Planalto já esperava manutenção da taxa
A decisão de ontem foi unânime. O comunicado afirmava apenas que, "avaliando o cenário prospectivo e o balanço de riscos para a inflação, em ambiente de maior incerteza, o Copom decidiu por unanimidade, neste momento, manter a Selic em 13,75% ao ano, sem viés".
Avaliação reservada feita ontem à noite no Palácio do Planalto era que a manutenção dos juros e o anúncio de possibilidade de troca US$30 bilhões por reais com o Fed são duas armas poderosas para conter o ataque especulativo contra a moeda brasileira, que fez o dólar disparar nas últimas semanas. Um interlocutor direto do presidente Luiz Inácio Lula da Silva ressaltou que as duas ações coordenadas visam a reduzir a pressão sobre o câmbio hoje, dia em que será estabelecida a Ptax (taxa de referência para os contratos futuros), que vale para todo um mês.
- Se alguém pensava em fazer um ataque especulativo, agora terá de refazer as contas. Foi uma sinalização importante do Banco Central para defender o setor produtivo. Até porque, neste momento, nossa questão principal é o câmbio, não os juros - disse o senador Aloizio Mercadante (PT-SP).

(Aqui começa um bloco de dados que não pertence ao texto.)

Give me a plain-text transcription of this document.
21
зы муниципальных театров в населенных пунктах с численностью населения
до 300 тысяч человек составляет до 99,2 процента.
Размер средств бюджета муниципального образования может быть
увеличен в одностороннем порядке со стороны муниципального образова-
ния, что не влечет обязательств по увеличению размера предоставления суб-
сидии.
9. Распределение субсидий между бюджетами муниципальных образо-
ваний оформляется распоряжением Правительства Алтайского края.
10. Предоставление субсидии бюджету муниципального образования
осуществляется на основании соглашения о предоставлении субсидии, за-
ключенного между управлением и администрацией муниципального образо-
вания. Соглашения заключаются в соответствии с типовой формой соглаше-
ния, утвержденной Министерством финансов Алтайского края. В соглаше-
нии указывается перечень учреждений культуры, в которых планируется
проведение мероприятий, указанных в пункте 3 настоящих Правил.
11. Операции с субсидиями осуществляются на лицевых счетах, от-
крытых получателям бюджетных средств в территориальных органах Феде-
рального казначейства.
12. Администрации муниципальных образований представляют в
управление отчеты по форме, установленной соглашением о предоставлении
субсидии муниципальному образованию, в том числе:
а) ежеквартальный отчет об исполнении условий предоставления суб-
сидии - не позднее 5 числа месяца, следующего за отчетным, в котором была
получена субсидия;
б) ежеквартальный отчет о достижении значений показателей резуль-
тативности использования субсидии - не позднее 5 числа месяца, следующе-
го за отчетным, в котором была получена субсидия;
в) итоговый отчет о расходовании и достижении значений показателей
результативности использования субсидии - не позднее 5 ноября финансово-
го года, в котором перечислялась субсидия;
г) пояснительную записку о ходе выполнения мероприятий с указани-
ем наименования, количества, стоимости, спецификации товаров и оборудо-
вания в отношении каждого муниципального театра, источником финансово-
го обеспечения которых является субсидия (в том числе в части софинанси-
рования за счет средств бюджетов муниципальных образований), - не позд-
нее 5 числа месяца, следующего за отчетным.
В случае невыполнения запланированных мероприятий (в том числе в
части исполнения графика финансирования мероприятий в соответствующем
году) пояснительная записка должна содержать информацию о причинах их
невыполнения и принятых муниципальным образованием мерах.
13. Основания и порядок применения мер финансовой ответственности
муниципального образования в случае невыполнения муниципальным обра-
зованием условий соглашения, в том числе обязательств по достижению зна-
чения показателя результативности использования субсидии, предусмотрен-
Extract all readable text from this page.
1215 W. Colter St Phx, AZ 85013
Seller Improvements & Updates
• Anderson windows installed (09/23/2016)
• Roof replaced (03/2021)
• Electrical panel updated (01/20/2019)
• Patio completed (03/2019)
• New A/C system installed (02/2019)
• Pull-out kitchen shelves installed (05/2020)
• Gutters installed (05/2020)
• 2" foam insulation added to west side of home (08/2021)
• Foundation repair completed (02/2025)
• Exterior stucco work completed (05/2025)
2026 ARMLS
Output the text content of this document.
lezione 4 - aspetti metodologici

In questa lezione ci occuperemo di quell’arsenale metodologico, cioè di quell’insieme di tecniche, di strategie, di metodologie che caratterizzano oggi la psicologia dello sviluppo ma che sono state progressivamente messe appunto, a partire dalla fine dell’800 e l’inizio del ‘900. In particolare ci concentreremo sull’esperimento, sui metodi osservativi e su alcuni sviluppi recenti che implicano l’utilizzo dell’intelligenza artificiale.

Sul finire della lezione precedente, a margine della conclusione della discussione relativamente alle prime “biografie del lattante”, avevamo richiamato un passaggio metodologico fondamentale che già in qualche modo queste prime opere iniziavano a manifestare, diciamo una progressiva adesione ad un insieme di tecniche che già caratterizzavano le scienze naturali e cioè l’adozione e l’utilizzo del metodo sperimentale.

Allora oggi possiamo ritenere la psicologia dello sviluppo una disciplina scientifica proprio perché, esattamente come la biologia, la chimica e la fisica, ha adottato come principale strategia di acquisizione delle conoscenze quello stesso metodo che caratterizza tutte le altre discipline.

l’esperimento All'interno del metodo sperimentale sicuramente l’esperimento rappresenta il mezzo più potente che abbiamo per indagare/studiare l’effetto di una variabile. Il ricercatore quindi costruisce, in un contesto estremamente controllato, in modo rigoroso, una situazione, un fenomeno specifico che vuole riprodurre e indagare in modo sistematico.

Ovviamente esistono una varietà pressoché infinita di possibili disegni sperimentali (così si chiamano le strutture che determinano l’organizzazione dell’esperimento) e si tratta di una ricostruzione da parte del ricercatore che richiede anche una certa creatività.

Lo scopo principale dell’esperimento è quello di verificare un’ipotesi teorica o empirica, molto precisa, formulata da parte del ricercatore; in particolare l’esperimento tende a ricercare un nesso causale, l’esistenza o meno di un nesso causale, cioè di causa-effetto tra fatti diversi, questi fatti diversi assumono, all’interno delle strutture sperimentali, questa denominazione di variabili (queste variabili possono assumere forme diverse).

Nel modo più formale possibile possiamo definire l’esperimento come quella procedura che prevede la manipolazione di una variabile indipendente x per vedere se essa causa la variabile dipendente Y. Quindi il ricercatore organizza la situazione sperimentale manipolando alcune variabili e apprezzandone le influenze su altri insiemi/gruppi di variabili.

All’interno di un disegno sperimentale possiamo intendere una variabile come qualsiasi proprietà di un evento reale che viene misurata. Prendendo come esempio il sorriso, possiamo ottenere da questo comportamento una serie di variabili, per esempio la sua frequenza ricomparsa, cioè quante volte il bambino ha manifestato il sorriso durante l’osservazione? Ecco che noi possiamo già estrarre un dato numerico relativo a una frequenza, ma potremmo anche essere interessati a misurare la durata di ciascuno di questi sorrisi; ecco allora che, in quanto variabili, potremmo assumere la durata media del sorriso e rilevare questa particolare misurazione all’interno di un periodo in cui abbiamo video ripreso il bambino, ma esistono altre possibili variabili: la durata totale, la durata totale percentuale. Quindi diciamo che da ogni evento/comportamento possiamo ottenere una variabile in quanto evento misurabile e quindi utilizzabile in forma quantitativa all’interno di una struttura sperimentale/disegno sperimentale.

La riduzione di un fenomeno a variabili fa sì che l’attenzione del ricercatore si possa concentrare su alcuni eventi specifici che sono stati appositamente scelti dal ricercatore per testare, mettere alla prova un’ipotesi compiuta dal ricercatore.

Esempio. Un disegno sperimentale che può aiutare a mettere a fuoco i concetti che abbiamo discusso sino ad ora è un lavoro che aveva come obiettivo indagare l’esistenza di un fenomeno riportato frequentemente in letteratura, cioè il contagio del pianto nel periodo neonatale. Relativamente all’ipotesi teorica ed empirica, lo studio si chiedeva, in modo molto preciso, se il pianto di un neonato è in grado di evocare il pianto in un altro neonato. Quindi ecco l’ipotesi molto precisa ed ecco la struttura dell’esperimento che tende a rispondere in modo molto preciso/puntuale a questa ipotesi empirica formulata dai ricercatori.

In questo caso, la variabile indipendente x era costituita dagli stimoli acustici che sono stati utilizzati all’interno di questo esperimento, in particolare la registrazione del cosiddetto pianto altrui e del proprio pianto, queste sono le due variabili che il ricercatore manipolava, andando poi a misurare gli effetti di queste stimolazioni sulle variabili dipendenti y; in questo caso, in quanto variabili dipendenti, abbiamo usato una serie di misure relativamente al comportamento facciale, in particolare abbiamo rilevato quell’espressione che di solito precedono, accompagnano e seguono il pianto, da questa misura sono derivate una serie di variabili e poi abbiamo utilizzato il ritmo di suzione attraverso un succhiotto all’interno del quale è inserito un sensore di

No Planalto, a expectativa também era de manutenção. Nos últimos dias, Lula consultou o presidente do BC, Henrique Meirelles, várias vezes, recebendo sinais sobre essa decisão. O Ministério da Fazenda também celebrou.
- É uma decisão correta neste momento de maior incerteza -- afirmou o secretário de Política Econômica, Nelson Barbosa. - A crise antecipou uma parada (na alta de juros) que a Fazenda esperava apenas para dezembro.
Desde abril, o Copom elevou a taxa em 2,5 pontos percentuais, preocupado com o avanço da inflação, decorrente do descompasso entre oferta e demanda. Na reunião anterior do Copom, em 10 de setembro, a alta foi de 0,75 ponto. O próximo encontro será em dezembro.
Desde setembro, o cenário econômico deu uma guinada: grandes bancos americanos e europeus quebraram, as bolsas de valores despencaram no mundo todo, o dólar estourou e o crédito sumiu dos mercados. Os principais dirigentes do BC já davam sinais de que haveria uma interrupção na alta dos juros.
Analista ainda vê pressão do dólar na inflação
Em conversas com economistas, por exemplo, o diretor de Política Econômica, Mário Mesquita, deixou claro que a preocupação do BC era com a atividade econômica. No mercado, muitas projeções apontam crescimento abaixo de 3% em 2009, contra 4,5% esperados antes da crise.
O setor produtivo aprovou.
- A decisão mostra que a freada econômica já veio, e o Copom percebeu isso e quer evitar mais desaceleração - disse o presidente da Federação das Indústrias do Estado do Rio de Janeiro, Eduardo Eugênio Vieira.
No mercado, havia algumas apostas de que o Copom poderia elevar os juros para segurar a inflação. O economista do banco Real Cristiano Souza esperava alta de 0,5 ponto. Para ele, a disparada do dólar já contaminou a inflação de 2009. Souza projeta IPCA de 5,5% ano que vem, acima do centro da meta do governo, de 4,5%.